# Are Online Mobile Recharges safe?



## roady (Jun 21, 2012)

Hey guys.. my first post here 

I wanted to know about whether its safe to recharge my mobile phone online.

I found out this site today - Online Recharge - Get Attractive Online Recharge Offers, With Discounts at Recharge Freak! from my friend and he said that they are offering good discounts every time you recharge

There's this coupon code also which you need - *RFIN10D2QP* with a 20% discount if you pay for Rs 50 and above.

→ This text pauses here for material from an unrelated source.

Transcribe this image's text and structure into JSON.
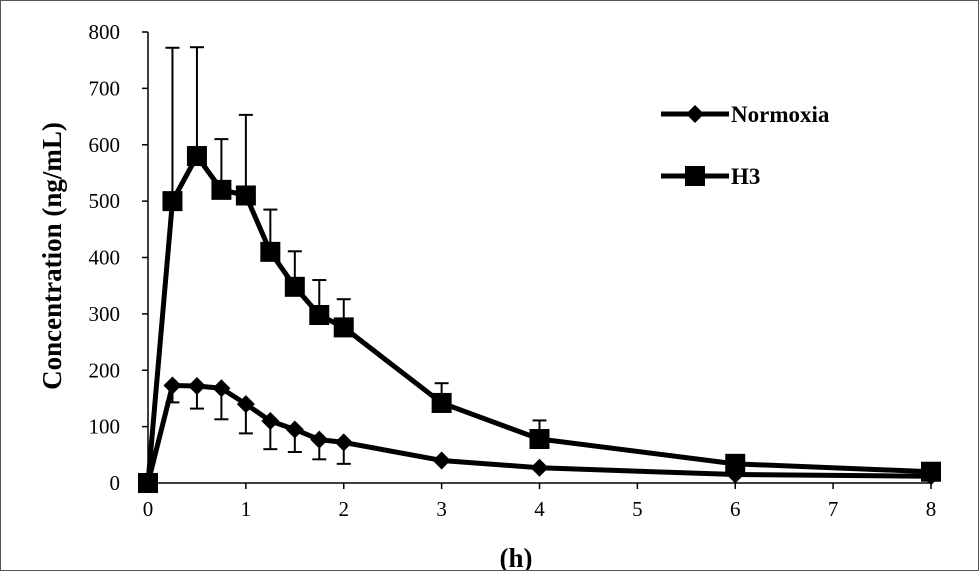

The site looks fine but what do you guys say? Would you recharge? I dont login much on different sites which is why i am a bit skeptical. My friends say that this site is safe and offers really good discounts but I want a second opinion


----------



## Gauravs90 (Jun 22, 2012)

FREE Online Prepaid Mobile Recharge & Top Up for Airtel,Vodafone,Reliance,Idea,Tata Indicom,BSNL,Docomo,Aircel,Videocon,Loop,Uninor,MTS,S-Tel Mobiles

and

www.paytm.com

are totally safe as per my experience. But if recharge fails, you will have to wait for 6 days to get a refund.


----------



## kisame (Jun 22, 2012)

Gauravs90 said:


> FREE Online Prepaid Mobile Recharge & Top Up for Airtel,Vodafone,Reliance,Idea,Tata Indicom,BSNL,Docomo,Aircel,Videocon,Loop,Uninor,MTS,S-Tel Mobiles
> 
> and
> 
> ...


+1 for Paytm.Recharges with no delay.Overall I am satisfied.


----------



## thatsashok (Jun 22, 2012)

Recharges work fine but I can say from past experience they sell the phone numbers database to ad agencies and we get those annoying sms like spy camera etc etc. Even registering the phone number in sites like flipkart, letsbuy, tradus can also get your number to these ad agencies and telemarketers. 

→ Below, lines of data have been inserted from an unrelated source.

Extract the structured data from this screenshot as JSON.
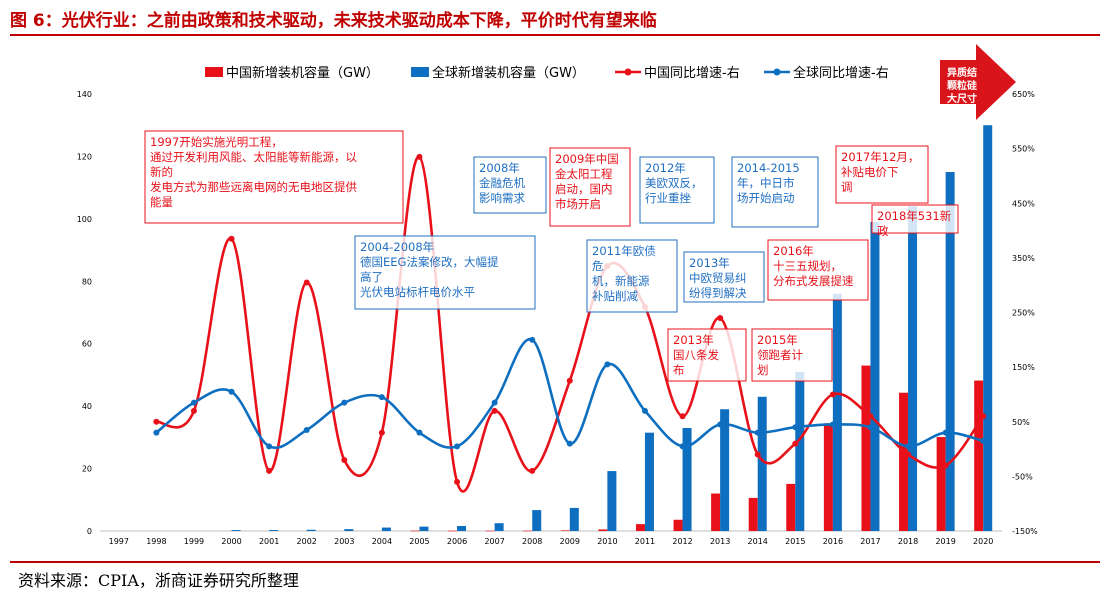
{
  "title": "图 6：光伏行业：之前由政策和技术驱动，未来技术驱动成本下降，平价时代有望来临",
  "source": "资料来源：CPIA，浙商证券研究所整理",
  "colors": {
    "china": "#e8111a",
    "global": "#0e6fc0",
    "title": "#c00000"
  },
  "chart_data": {
    "type": "bar",
    "categories": [
      "1997",
      "1998",
      "1999",
      "2000",
      "2001",
      "2002",
      "2003",
      "2004",
      "2005",
      "2006",
      "2007",
      "2008",
      "2009",
      "2010",
      "2011",
      "2012",
      "2013",
      "2014",
      "2015",
      "2016",
      "2017",
      "2018",
      "2019",
      "2020"
    ],
    "y_left": {
      "ylim": [
        0,
        140
      ],
      "ticks": [
        "0",
        "20",
        "40",
        "60",
        "80",
        "100",
        "120",
        "140"
      ]
    },
    "y_right": {
      "ylim": [
        -150,
        650
      ],
      "ticks": [
        "-150%",
        "-50%",
        "50%",
        "150%",
        "250%",
        "350%",
        "450%",
        "550%",
        "650%"
      ]
    },
    "series": [
      {
        "name": "中国新增装机容量（GW）",
        "kind": "bar",
        "axis": "left",
        "color": "#e8111a",
        "values": [
          0,
          0,
          0,
          0,
          0,
          0,
          0,
          0,
          0.1,
          0.1,
          0.1,
          0.1,
          0.2,
          0.5,
          2.2,
          3.6,
          12,
          10.6,
          15.1,
          34.5,
          53,
          44.3,
          30.1,
          48.2
        ]
      },
      {
        "name": "全球新增装机容量（GW）",
        "kind": "bar",
        "axis": "left",
        "color": "#0e6fc0",
        "values": [
          0,
          0,
          0,
          0.3,
          0.3,
          0.4,
          0.6,
          1.1,
          1.4,
          1.6,
          2.5,
          6.7,
          7.4,
          19.2,
          31.5,
          33,
          39,
          43,
          51,
          76,
          99,
          104,
          115,
          130
        ]
      },
      {
        "name": "中国同比增速-右",
        "kind": "line",
        "axis": "right",
        "color": "#e8111a",
        "values": [
          null,
          50,
          70,
          385,
          -40,
          305,
          -20,
          30,
          535,
          -60,
          70,
          -40,
          125,
          335,
          260,
          60,
          240,
          -10,
          10,
          100,
          60,
          -10,
          -30,
          60
        ]
      },
      {
        "name": "全球同比增速-右",
        "kind": "line",
        "axis": "right",
        "color": "#0e6fc0",
        "values": [
          null,
          30,
          85,
          105,
          5,
          35,
          85,
          95,
          30,
          5,
          85,
          200,
          10,
          155,
          70,
          5,
          45,
          30,
          40,
          45,
          40,
          5,
          30,
          15
        ]
      }
    ]
  },
  "arrow_label": "异质结颗粒硅大尺寸",
  "annotations": [
    {
      "text": "1997开始实施光明工程，通过开发利用风能、太阳能等新能源，以新的发电方式为那些远离电网的无电地区提供能量",
      "color": "red"
    },
    {
      "text": "2004-2008年德国EEG法案修改，大幅提高了光伏电站标杆电价水平",
      "color": "blue"
    },
    {
      "text": "2008年金融危机影响需求",
      "color": "blue"
    },
    {
      "text": "2009年中国金太阳工程启动，国内市场开启",
      "color": "red"
    },
    {
      "text": "2012年美欧双反，行业重挫",
      "color": "blue"
    },
    {
      "text": "2014-2015年，中日市场开始启动",
      "color": "blue"
    },
    {
      "text": "2017年12月，补贴电价下调",
      "color": "red"
    },
    {
      "text": "2018年531新政",
      "color": "red"
    },
    {
      "text": "2011年欧债危机，新能源补贴削减",
      "color": "blue"
    },
    {
      "text": "2013年中欧贸易纠纷得到解决",
      "color": "blue"
    },
    {
      "text": "2016年十三五规划，分布式发展提速",
      "color": "red"
    },
    {
      "text": "2013年国八条发布",
      "color": "red"
    },
    {
      "text": "2015年领跑者计划",
      "color": "red"
    }
  ]
}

I cant say for sure whether that DnD works


----------



## marvelousprashant (Jun 22, 2012)

Gauravs90 said:


> FREE Online Prepaid Mobile Recharge & Top Up for Airtel,Vodafone,Reliance,Idea,Tata Indicom,BSNL,Docomo,Aircel,Videocon,Loop,Uninor,MTS,S-Tel Mobiles
> 
> and
> 
> ...



Paytm refunds are instant if you inform them about failed transaction on Twitter


----------



## roady (Jun 22, 2012)

I didnt know paytm is also there and well-established as well. Just to let you know - I finally recharged my vodafone with 50 Rs recharge and got the 20% discount as my friend was saying. Quite happy with my first experience on rechargefreak 

I'll use paytm also soon once my balances fades out.


----------



## techiemaharaj (Jun 22, 2012)

Recharges online are perfectly safe. 
Firstly try to recharge from the Tele service provider's website (Airtel, Voda, Docomo etc)
There are other service providers available like Paytym (+1 fot it), Recharge it now, Just recharge. These two are the one that I have used and havent faced any problems so far...

But I prefer from the tele service provider's website..


----------



## mrintech (Jun 22, 2012)

Yes, they are safe


----------



## shivam01 (Jul 11, 2012)

yes,it is safe but not completly in your personel computer but you should delete your cookies data after making any online transaction,it is depends on the users,
sometimes due to your slow net connection some transactions were unsuccessful so do your transaction in  good net connection and if afterall this if your transaction is showing unsuccessful but your amount has deducted dont worrey about this bank will proceed your transaction next working day...I hope this will U 


Online recharge,Airtel online recharge,Reliance online recharge,Idea online recharge,Tata docomo online recharge,vodaphone online recharge


----------



## Gauravs90 (Jul 11, 2012)

for mods 

Above is a paytm referal link..


----------



## sukasarkar (Jul 12, 2012)

Why not. Online recharges is safe. But before using check that company background.


----------



## aman200 (Jul 27, 2012)

yes it is safe..............


----------



## ithehappy (Jul 31, 2012)

I don't care. They have always got credited, so I'd not bother. And I've always used my operators website for that, nothing else


----------



## rishi99 (Sep 17, 2012)

Hi, i think you need to try these sites too.. mobikwik (this site is a online shop of mobile services, where you can get the different plans, compare them, search offers even you can also buy online mobile recharge options which include sms pack and much more.I would like to suggest you to go for this site because one of my friend is using this site from past 4 month and it really work very well. rest all depend upon your choice.


----------



## Kev.Ved (Sep 23, 2012)

Try to recharge as much as possible from the telecom providers website. If not paytm is good. If u r paranoid about the transaction use private session browsing on IE or incognito mode in Chrome.


----------